Saturday, February 17, 2024

Ammann, Benjamin, Knussen, and Ravel at Severance

Saturday night’s concert at Severance, featuring guest conductor and composer George Benjamin, yielded consistently strong performances of music that varied widely in quality. 

The concert began with a proverbial bang in Dieter Ammann’s glut.  This is one of those pieces that takes the “everything but the kitchen sink” approach to orchestration, with the stage crowded by every conceivable instrument, especially percussion.  As for the quality of the work itself, it was a collection of gimmicks in search of an idea.  There were plenty of sonorities to be heard, but little in the way of actual composition.  My concert companion remarked that it sounded like "cartoon music on Crack."

The second work was Benjamin’s own Dream of the Song, where the orchestra was joined by countertenor Tim Mead and the Cleveland Orchestra Chorus.  The work, consisting of six songs set to texts by various authors, contains moments of searing lyricism.  Mead was more than up to the task of both navigating some treacherously high notes and providing emotional heft.

Counter Tim Mead and conductor George Benjamin 
following Dream of the Song

Both works on the first half of the program were local premieres.

Following intermission, Benjamin led the orchestra in Oliver Knussen’s The Way to Castle Yonder, a suite of orchestral interludes from his opera Higglety Pigglety Pop!. Knussen, who died in 2018, was no stranger to Cleveland, and led the local premiere of this work in 1993.  Here, orchestral color was mixed with a sense of dramatic through-line, and the complex orchestration served to highlight the work’s themes. 

The final work, Ravel’s Ma mère l’oye, was likely the main draw – although it’s far from a classical top-40 hit like his Bolero.  The performance was resplendent with color and texture, more clarity than one usually hears in this work – and a dash of poetry.  It also provided a chance for me to observe Benjamin’s economical, unobtrusive conducting technique – not a movement was wasted, and every gesture was for the benefit of the orchestra, not the audience. 

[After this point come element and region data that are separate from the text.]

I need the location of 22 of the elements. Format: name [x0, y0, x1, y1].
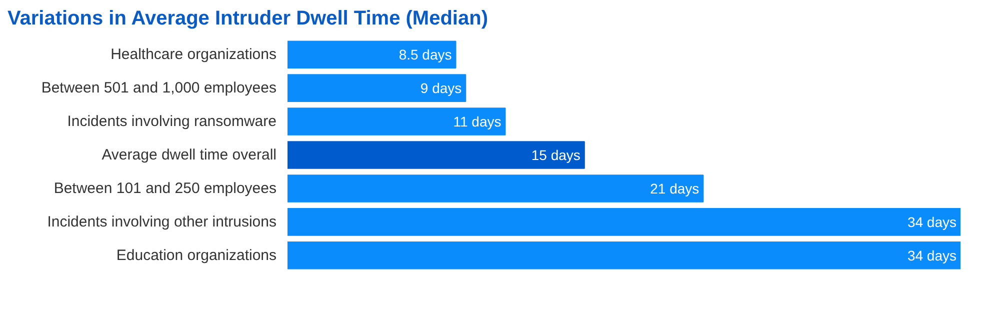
y-tick-label: Incidents involving other intrusions	[47, 213, 277, 230]
chart-title: Variations in Average Intruder Dwell Time (Median)	[8, 8, 488, 30]
data-label: 34 days	[907, 214, 957, 230]
data-label: 34 days	[907, 247, 957, 264]
data-label: 8.5 days	[398, 46, 452, 63]
data-label: 21 days	[650, 180, 700, 196]
y-tick-label: Between 101 and 250 employees	[54, 180, 277, 197]
data-label: 15 days	[531, 147, 580, 163]
bar	[288, 74, 466, 102]
y-tick-label: Healthcare organizations	[110, 46, 277, 64]
y-tick-label: Between 501 and 1,000 employees	[41, 80, 277, 97]
bar	[288, 174, 704, 202]
data-label: 11 days	[453, 114, 502, 130]
bar	[288, 242, 960, 270]
bar	[288, 208, 960, 236]
bar	[288, 141, 585, 169]
y-tick-label: Education organizations	[116, 246, 276, 264]
data-label: 9 days	[420, 80, 462, 96]
bar	[288, 108, 506, 136]
y-tick-label: Average dwell time overall	[102, 146, 277, 164]
y-tick-label: Incidents involving ransomware	[67, 113, 277, 130]
bar	[288, 40, 456, 68]
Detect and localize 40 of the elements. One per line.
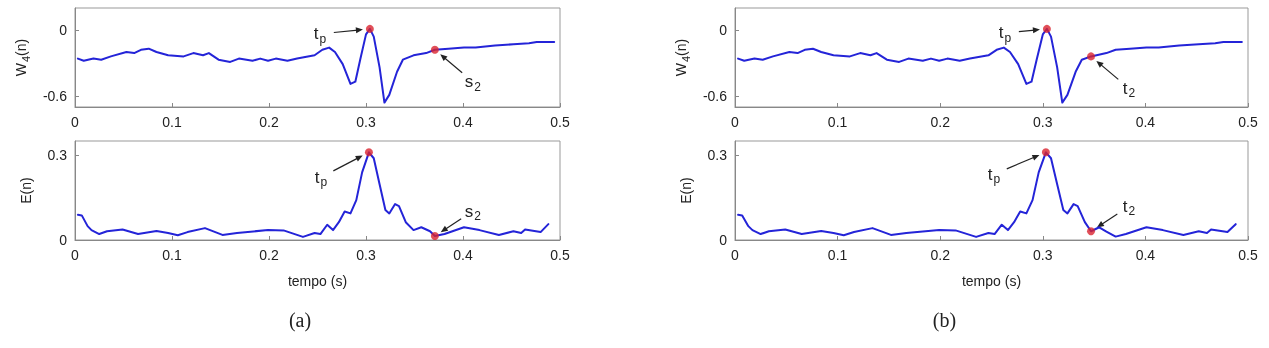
- x-tick-label: 0.2: [259, 114, 279, 130]
- y-tick-label: 0.3: [707, 147, 728, 164]
- y-axis-title: W4(n): [673, 38, 693, 77]
- x-tick-label: 0.4: [453, 247, 473, 263]
- x-tick-label: 0: [71, 114, 80, 130]
- x-tick-label: 0.1: [162, 247, 182, 263]
- text: (b): [932, 309, 957, 332]
- x-tick-label: 0.2: [930, 247, 951, 263]
- x-tick-label: 0: [71, 247, 80, 263]
- y-tick-label: 0: [59, 232, 68, 248]
- text: (a): [288, 309, 312, 332]
- x-axis-title: tempo (s): [961, 273, 1022, 289]
- x-tick-label: 0.5: [550, 114, 570, 130]
- y-tick-label: 0.3: [47, 147, 68, 164]
- y-tick-label: 0: [59, 22, 68, 38]
- x-tick-label: 0: [731, 114, 740, 130]
- x-tick-label: 0.5: [1238, 247, 1258, 263]
- y-axis-title: E(n): [18, 177, 34, 204]
- x-axis-title: tempo (s): [287, 273, 348, 289]
- x-tick-label: 0.3: [356, 247, 376, 263]
- x-tick-label: 0.1: [827, 247, 848, 263]
- x-tick-label: 0.3: [356, 114, 376, 130]
- x-tick-label: 0.1: [827, 114, 848, 130]
- x-tick-label: 0.4: [1135, 114, 1156, 130]
- y-tick-label: 0: [719, 232, 728, 248]
- y-tick-label: -0.6: [42, 88, 68, 104]
- y-tick-label: 0: [719, 22, 728, 38]
- x-tick-label: 0.4: [1135, 247, 1156, 263]
- x-tick-label: 0.4: [453, 114, 473, 130]
- x-tick-label: 0.1: [162, 114, 182, 130]
- y-tick-label: -0.6: [702, 88, 728, 104]
- x-tick-label: 0.3: [1033, 114, 1053, 130]
- x-tick-label: 0: [731, 247, 740, 263]
- x-tick-label: 0.5: [550, 247, 570, 263]
- x-tick-label: 0.5: [1238, 114, 1258, 130]
- y-axis-title: E(n): [678, 177, 694, 204]
- y-axis-title: W4(n): [13, 38, 33, 77]
- x-tick-label: 0.3: [1033, 247, 1053, 263]
- x-tick-label: 0.2: [930, 114, 951, 130]
- x-tick-label: 0.2: [259, 247, 279, 263]
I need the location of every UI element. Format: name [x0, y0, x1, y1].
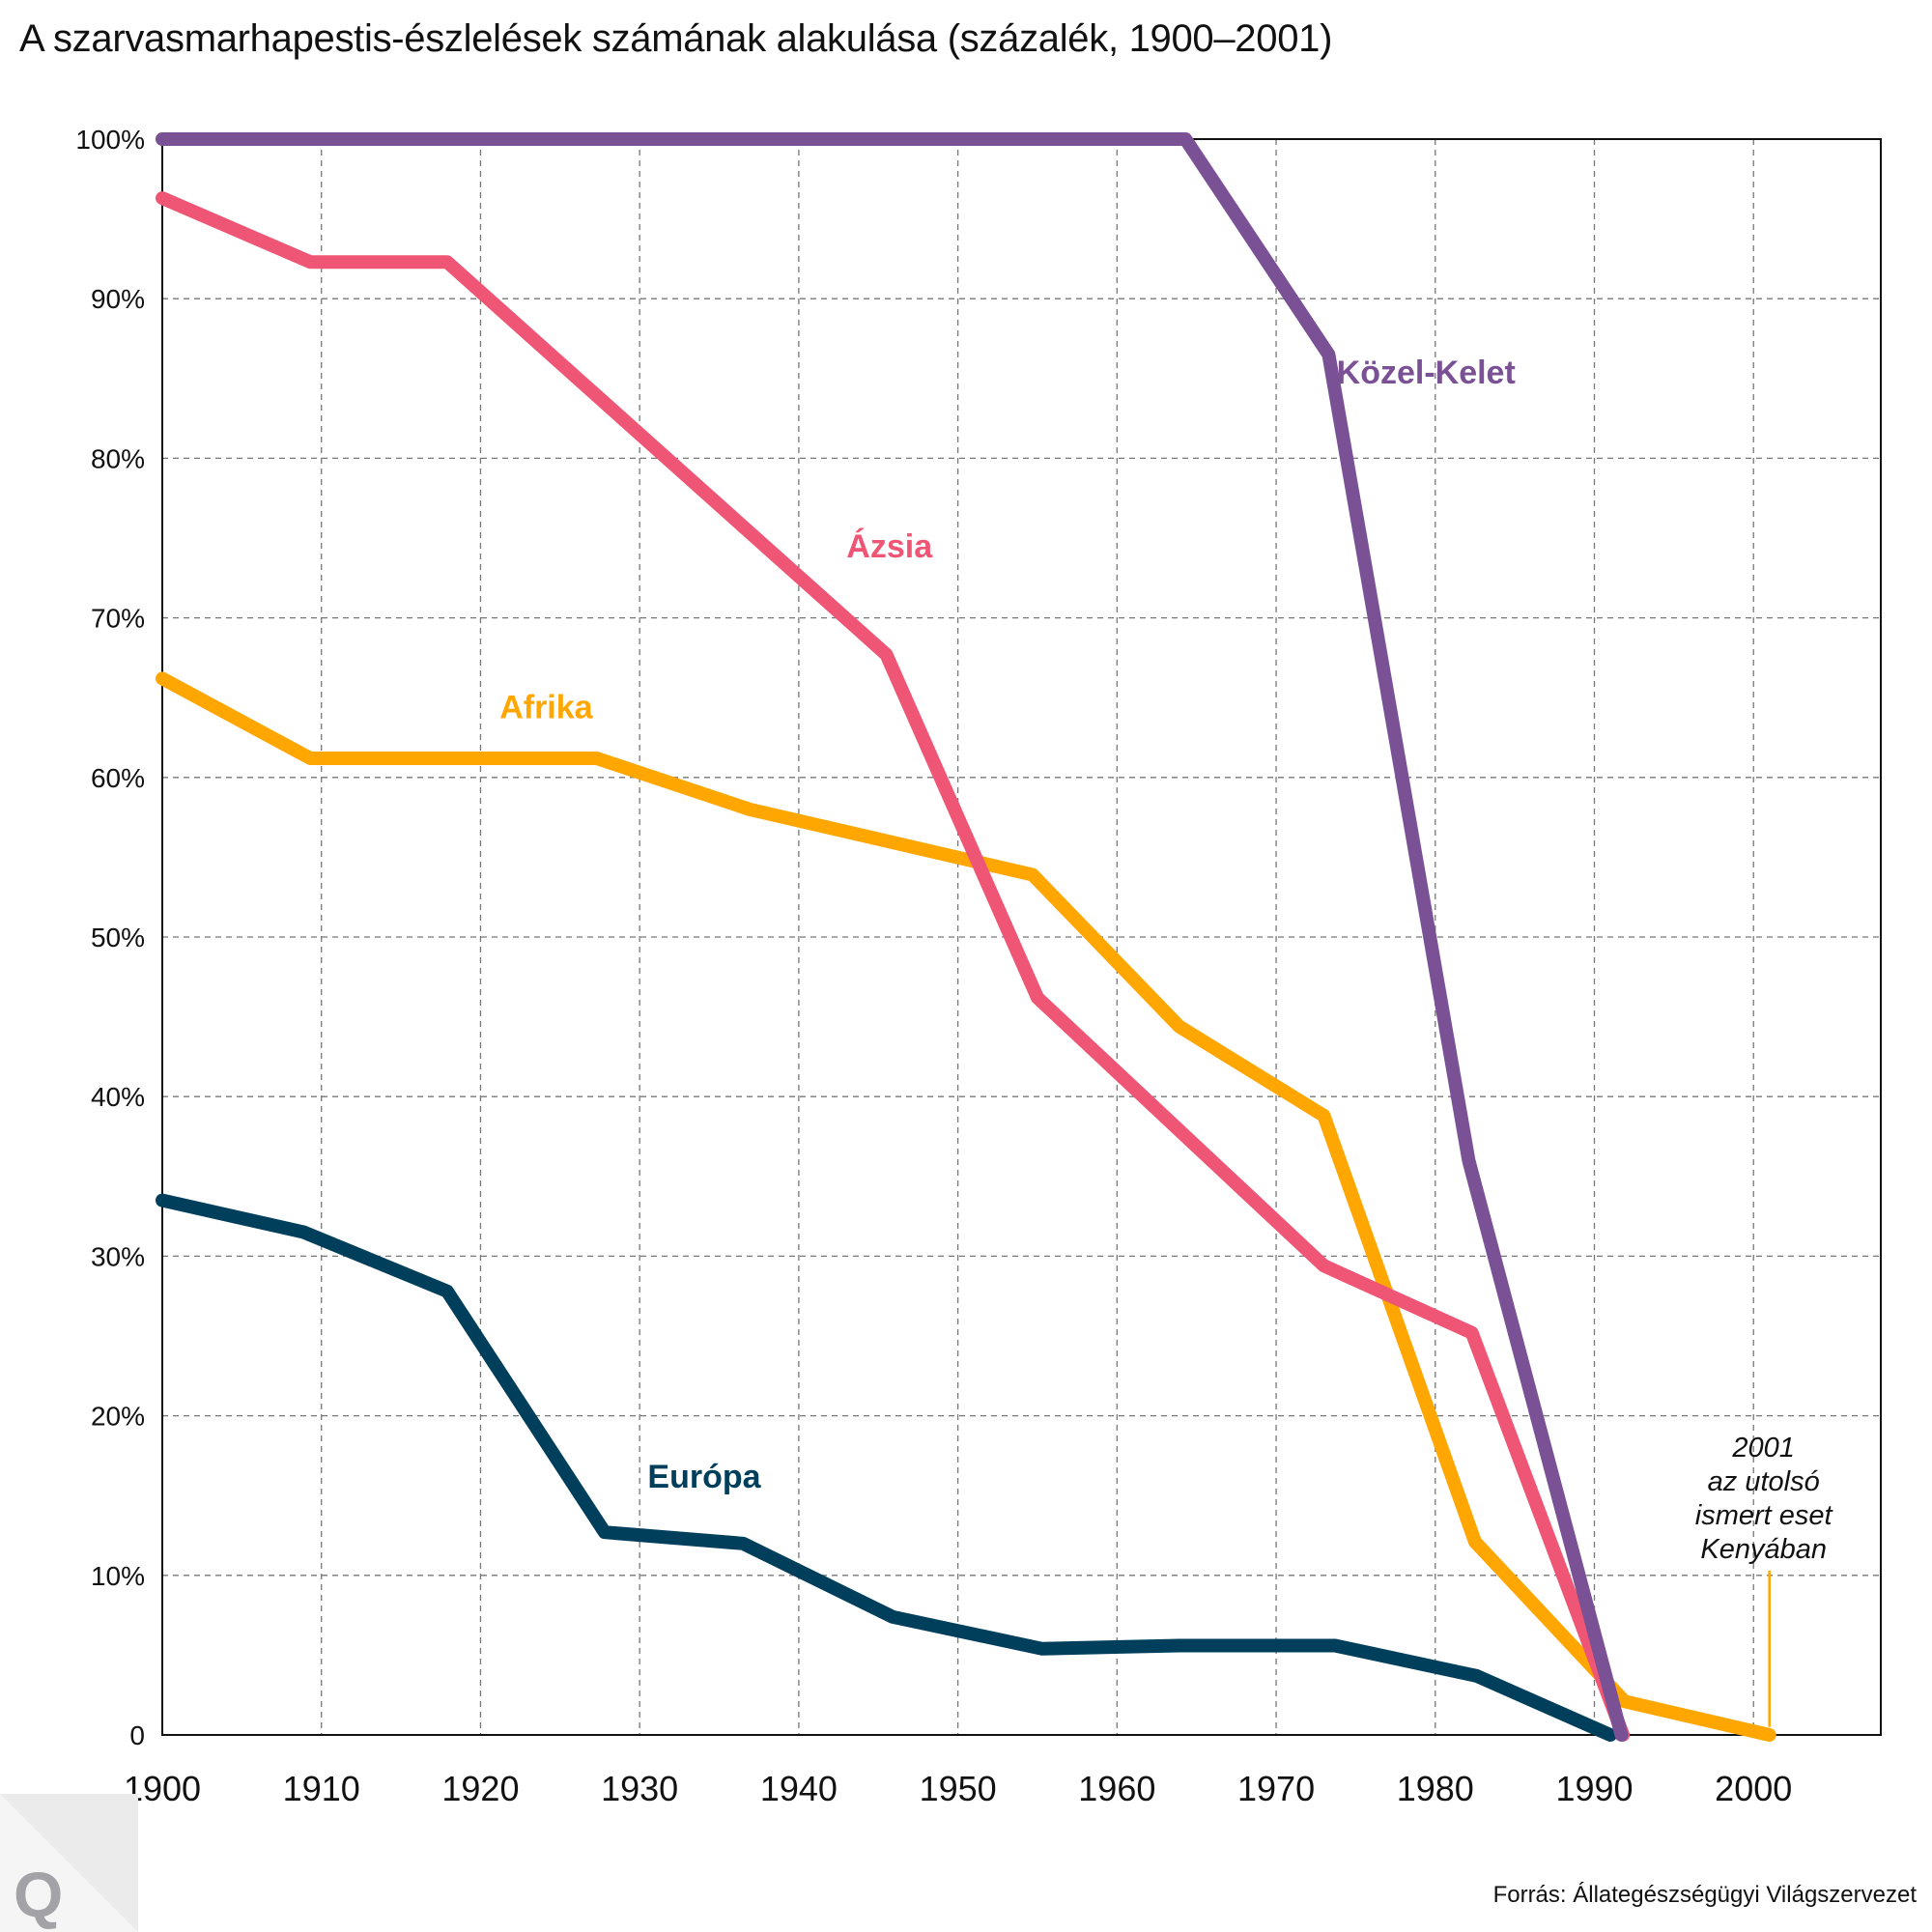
x-tick-label: 1940: [760, 1769, 838, 1808]
x-tick-label: 1960: [1078, 1769, 1155, 1808]
y-tick-label: 100%: [75, 125, 145, 155]
annotation-text-line: 2001: [1731, 1433, 1795, 1463]
y-tick-label: 0: [129, 1720, 145, 1750]
x-tick-label: 1990: [1555, 1769, 1633, 1808]
series-line-0: [156, 132, 1629, 1742]
annotation-text-line: Kenyában: [1700, 1534, 1827, 1565]
y-tick-label: 50%: [91, 923, 145, 952]
series-line-2: [156, 671, 1776, 1742]
series-labels: Közel-Kelet Ázsia Afrika Európa: [499, 355, 1516, 1495]
logo-triangle: [0, 1794, 138, 1932]
x-tick-label: 1970: [1237, 1769, 1315, 1808]
series-label: Közel-Kelet: [1337, 355, 1516, 391]
series-lines: [156, 132, 1776, 1742]
series-label: Ázsia: [846, 528, 933, 565]
chart-title: A szarvasmarhapestis-észlelések számának…: [19, 17, 1333, 60]
series-line-3: [156, 1193, 1617, 1742]
annotation-text-line: ismert eset: [1695, 1500, 1834, 1531]
annotation-text-line: az utolsó: [1708, 1466, 1820, 1497]
q-logo-icon: Q: [0, 1794, 138, 1932]
x-tick-label: 1920: [441, 1769, 519, 1808]
x-tick-label: 1930: [601, 1769, 678, 1808]
x-tick-label: 1950: [920, 1769, 997, 1808]
source-note: Forrás: Állategészségügyi Világszervezet: [1492, 1882, 1917, 1908]
y-tick-label: 20%: [91, 1402, 145, 1432]
y-tick-label: 40%: [91, 1082, 145, 1112]
y-tick-label: 10%: [91, 1561, 145, 1591]
x-tick-label: 2000: [1715, 1769, 1792, 1808]
logo-letter: Q: [14, 1859, 63, 1930]
grid: [162, 139, 1881, 1735]
y-tick-label: 60%: [91, 763, 145, 793]
series-label: Európa: [647, 1459, 761, 1495]
x-tick-label: 1910: [283, 1769, 360, 1808]
series-label: Afrika: [499, 690, 593, 726]
y-tick-label: 80%: [91, 443, 145, 473]
x-tick-label: 1980: [1397, 1769, 1474, 1808]
tick-labels: 010%20%30%40%50%60%70%80%90%100%1900 1910…: [75, 125, 1792, 1808]
series-line-1: [156, 191, 1631, 1742]
y-tick-label: 90%: [91, 284, 145, 314]
y-tick-label: 70%: [91, 604, 145, 634]
y-tick-label: 30%: [91, 1241, 145, 1271]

Saturday, February 10, 2024

Schubert and Beethoven with Saraste at Severance

The musicians were well behaved but the audience was not at Saturday’s performance of The Cleveland Orchestra at Severance.  The guest conductor was Jukka-Pekka Saraste, substituting for Herbert Blomstedt. 

Schubert

The concert opened with Schubert’s Symphony No. 6 in C major, D. 589 – the so-called “Little” C major.  This is to distinguish it from the “Great” C major Symphony No. 9, which is nearly double in length as the Sixth.  Unfortunately, I was too frequently distracted by misbehaving audience members to fully immerse myself in the work or the performance.  In all the years I’ve been attending concerts at Severance, I’ve never heard more coughs, more electronic beeps, more applause between movements, nor seen more people milling about than during the Schubert.  From what I could hear of the performance, it was a beige if polished rendition of a rather beige Symphony. 

Beethoven

The main floor of the hall was about three-quarters full for the Schubert.  During intermission more people milled in and appeared to be at near capacity for Beethoven’s Symphony No. 5 in C major, Op. 67.  Beethoven’s Fifth is, of course, a repertoire staple which needs no introduction.  It’s fair to say that the work has been performed to death.  Yet Saraste and the orchestra brought a noteworthy sense of proportion, balance, and clarity to the work.  Even the loudest passages of the outer movements avoided any harshness of tone, and the work held the audience’s attention sufficiently so that there were none of the distractions that marred the Schubert.  The work’s conclusion was met with enthusiastic applause and cheers.